In a letter sent today House Oversight and Government Reform Committee Chairman Darrell Issa, R-Calif., and Subcommittee Chairman Jim Jordan, R-Ohio, excoriate Acting IRS Commissioner Daniel Werfel for the “systematic manner in which the IRS has attempted to delay, frustrate, impede, and obstruct the Committee’s investigation.”
“Despite your promise to cooperate fully with congressional investigations, the actions of the IRS under your leadership have made clear to the Committee that the agency has no intention of complying completely or promptly with the Committee’s oversight efforts,” the chairmen write.
“Over two months since the Committee’s first request for documents, the IRS has produced only a small fraction of responsive documents. Indeed, although the IRS initially identified over 64 million pages of documents as responsive to congressional oversight requests, the agency has produced to the Committee only a total of about 12,000 pages, or a mere 0.019 percent of what was initially identified as responsive documents,” Issa and Jordan continue.
The letter also notes that many documents that IRS has produced “contain excessive redactions that go well beyond those necessary to protect confidential taxpayer information.”
The IRS obstruction extends to interfering with individual IRS employees’ ability to provide information to the Committee.
“Of the 288,000 pages of documents that Ms. Thomas provided to the IRS for review, the IRS produced only about 2,600 pages to the Committee, or less than 1 percent of the total material that Ms. Thomas desired to provide…As of today, the IRS is still withholding over 280,000 pages of documents that Ms.

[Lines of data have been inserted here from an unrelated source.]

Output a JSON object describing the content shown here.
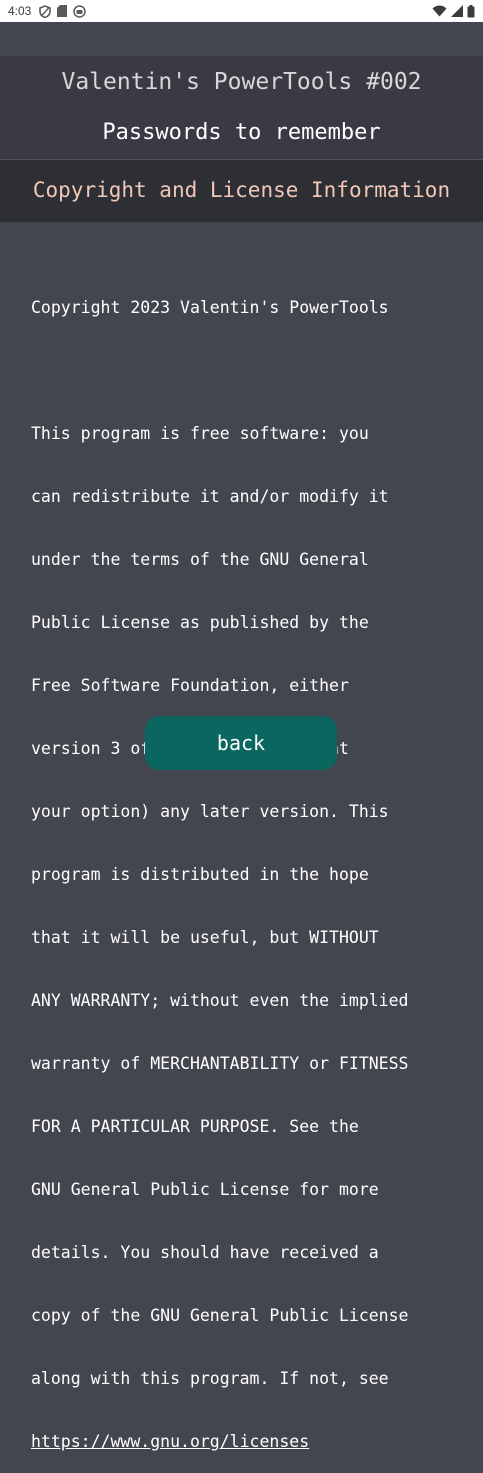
{
  "status_bar": {
    "time": "4:03",
    "icons_left": [
      "shield-icon",
      "sd-card-icon",
      "record-icon"
    ],
    "icons_right": [
      "wifi-icon",
      "signal-icon",
      "battery-icon"
    ]
  },
  "header": {
    "app_title": "Valentin's PowerTools #002",
    "page_title": "Passwords to remember"
  },
  "section": {
    "title": "Copyright and License Information"
  },
  "license": {
    "copyright_line": "Copyright 2023 Valentin's PowerTools",
    "body_lines": [
      "This program is free software: you",
      "can redistribute it and/or modify it",
      "under the terms of the GNU General",
      "Public License as published by the",
      "Free Software Foundation, either",
      "version 3 of the License, or (at",
      "your option) any later version. This",
      "program is distributed in the hope",
      "that it will be useful, but WITHOUT",
      "ANY WARRANTY; without even the implied",
      "warranty of MERCHANTABILITY or FITNESS",
      "FOR A PARTICULAR PURPOSE. See the",
      "GNU General Public License for more",
      "details. You should have received a",
      "copy of the GNU General Public License",
      "along with this program. If not, see"
    ],
    "link": "https://www.gnu.org/licenses"
  },
  "actions": {
    "back_label": "back"
  },
  "colors": {
    "background": "#44464f",
    "header_bg": "#393a44",
    "section_bg": "#2e2f35",
    "section_title": "#f0c8b8",
    "button_bg": "#0b6660"
  }
}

Thomas desired to produce to the Committee.”
The IRS also refused to provide the Committee with a copy of its own internal review completed last month. “Your attempt to carefully orchestrate the public release of that information before providing it to the Committee echoes the attempt by Lois Lerner to preempt the public release of the TIGTA audit in May 2013,” the chairmen write.
The attempt to withhold information from the Committee included refusing to provide a hard copy during an in person encounter: “Committee staff came upon you and members of your staff carrying hard copies of the report in the Capitol complex, you and your staff again refused to provide the report to the Committee at that time.”
The letter also notes that IRS has recently asserted it with withholding documents based on “amorphous” reasons.
“The July 26, 2013, letter states that the IRS refined various searches, including a recent search for 2010 election information that identified approximately 660,000 potentially responsive documents, ‘by eliminating any documents that [IRS] reviewers had previously identified as . . . private in nature.’ (emphasis added). Moreover, searches performed on Chief Counsel William Wilkins’ documents were also limited to exclude materials that had already ‘been marked as private.’”
The letter continues: “[T]here is no valid basis to deny the Committee access to ‘private’ documents—regardless of what such an amorphous term may mean in the eyes of an IRS reviewer.”
“Taxpayer dollars may not be used to pay the salaries of federal officials who deny or interfere with employees’ rights to furnish information to Congress,” the letter concludes. “ If the IRS continues to hinder the Committee’s investigation in any manner, the Committee will be forced to consider use of compulsory process.”